Оповещенные о моем возвращении по телефону, на КП роты собрались начальники: рядом с командиром роты лейтенантом Буториным сидели комбат Морозов, политрук роты Попов, военфельдшер батальона Иван Васильев и улыбающийся майор Ульянов — из политотдела дивизии. Присутствию последнего я ничуть не удивился: майор Ульянов часто бывал у нас на переднем крае, и сейчас я был рад его видеть. Майора все любили и уважали за простоту, за храбрость, ум и человечность. Худой, высокий майор ходил по переднему краю с палочкой: он недавно был ранен в ногу.

— Товарищ майор! Ваше приказание выполнено: фашистский снайпер уничтожен! — с радостью доложил я комбату Морозову.

— Ну молодец. Значит, одолел-таки? — обнимая меня, произнес комбат. — Благодарю от лица службы. Двое суток будешь отдыхать, заслужил!
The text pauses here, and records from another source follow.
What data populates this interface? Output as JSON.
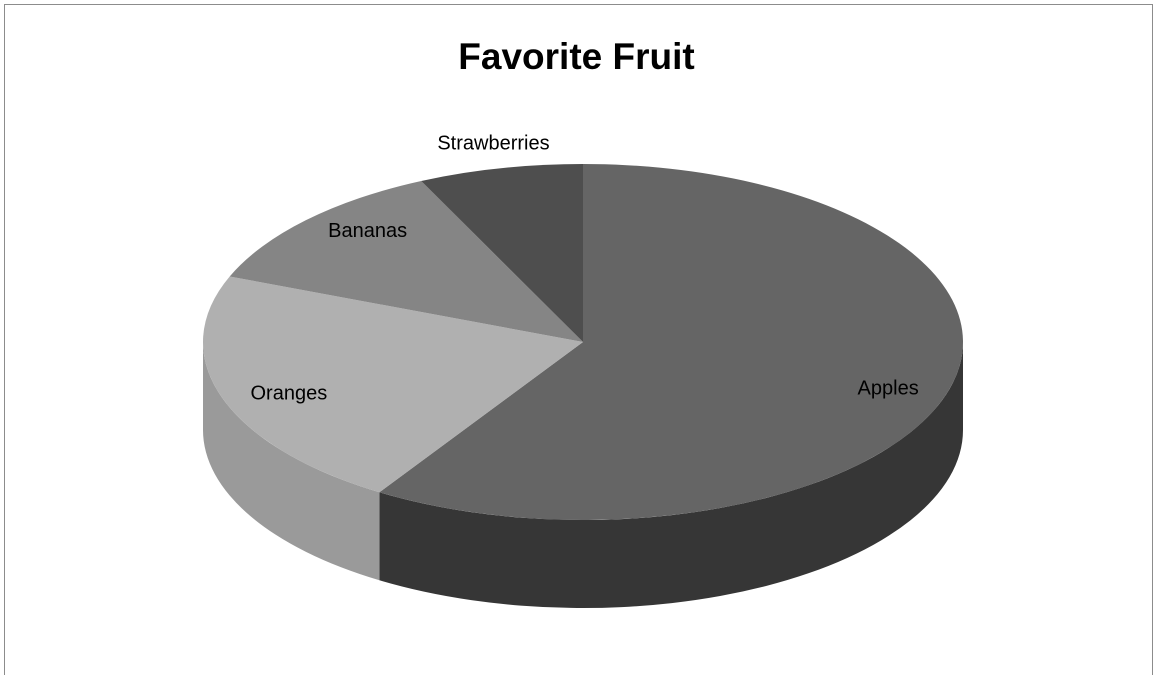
{
  "chart_data": {
    "type": "pie",
    "title": "Favorite Fruit",
    "categories": [
      "Apples",
      "Oranges",
      "Bananas",
      "Strawberries"
    ],
    "values": [
      59,
      22,
      12,
      7
    ],
    "style": "3d",
    "legend": "none",
    "colors": {
      "Apples": "#656565",
      "Oranges": "#b0b0b0",
      "Bananas": "#858585",
      "Strawberries": "#4e4e4e"
    },
    "side_colors": {
      "Apples": "#363636",
      "Oranges": "#9a9a9a",
      "Bananas": "#6a6a6a",
      "Strawberries": "#2e2e2e"
    }
  }
}
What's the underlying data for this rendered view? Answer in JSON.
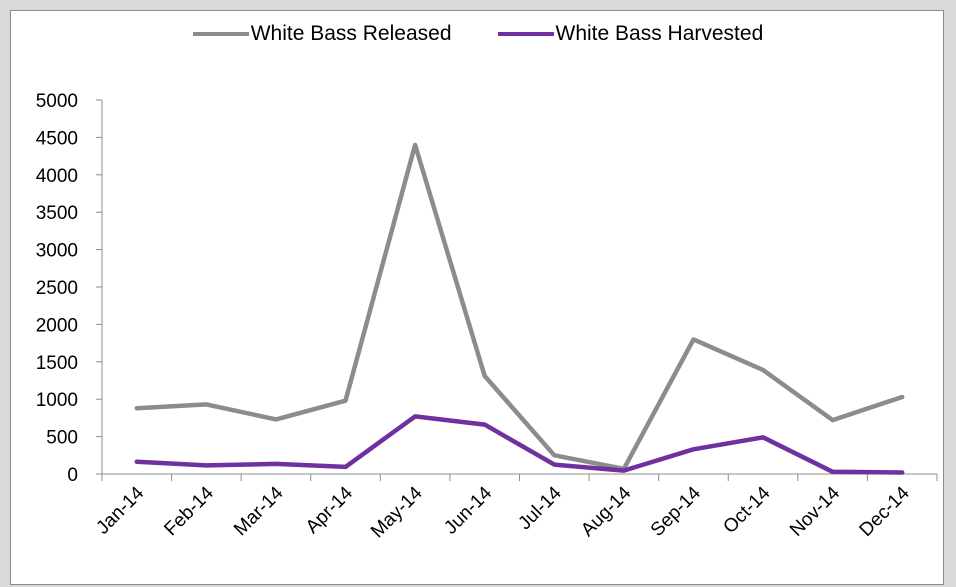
{
  "chart_data": {
    "type": "line",
    "categories": [
      "Jan-14",
      "Feb-14",
      "Mar-14",
      "Apr-14",
      "May-14",
      "Jun-14",
      "Jul-14",
      "Aug-14",
      "Sep-14",
      "Oct-14",
      "Nov-14",
      "Dec-14"
    ],
    "series": [
      {
        "name": "White Bass Released",
        "color": "#8c8c8c",
        "values": [
          880,
          930,
          730,
          980,
          4400,
          1310,
          250,
          70,
          1800,
          1390,
          720,
          1030
        ]
      },
      {
        "name": "White Bass Harvested",
        "color": "#7030a0",
        "values": [
          165,
          115,
          135,
          95,
          770,
          660,
          125,
          45,
          330,
          490,
          30,
          20
        ]
      }
    ],
    "ylim": [
      0,
      5000
    ],
    "yticks": [
      "0",
      "500",
      "1000",
      "1500",
      "2000",
      "2500",
      "3000",
      "3500",
      "4000",
      "4500",
      "5000"
    ],
    "grid": false,
    "legend": "top",
    "xlabel": "",
    "ylabel": "",
    "title": ""
  }
}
— Служу Советскому Союзу! — весело и громко ответил я. — Бил и буду бить эту пакость днем и ночью и обязательно обучу этому всю нашу роту!

Не беспокоили меня ровно два дня. Так на ротном КП, заботливо уложенный на что-то мягкое и прикрытый шубой, я это время и проспал. Не могли меня разбудить ни шквал артиллерийского огня, обрушившегося на наши траншеи в ту же ночь, ни крик старшины Дудина: «Подъем, Николаев, обед ждет!» Я отсыпался, кажется, первый раз за все то время, которое провели мы на этом участке.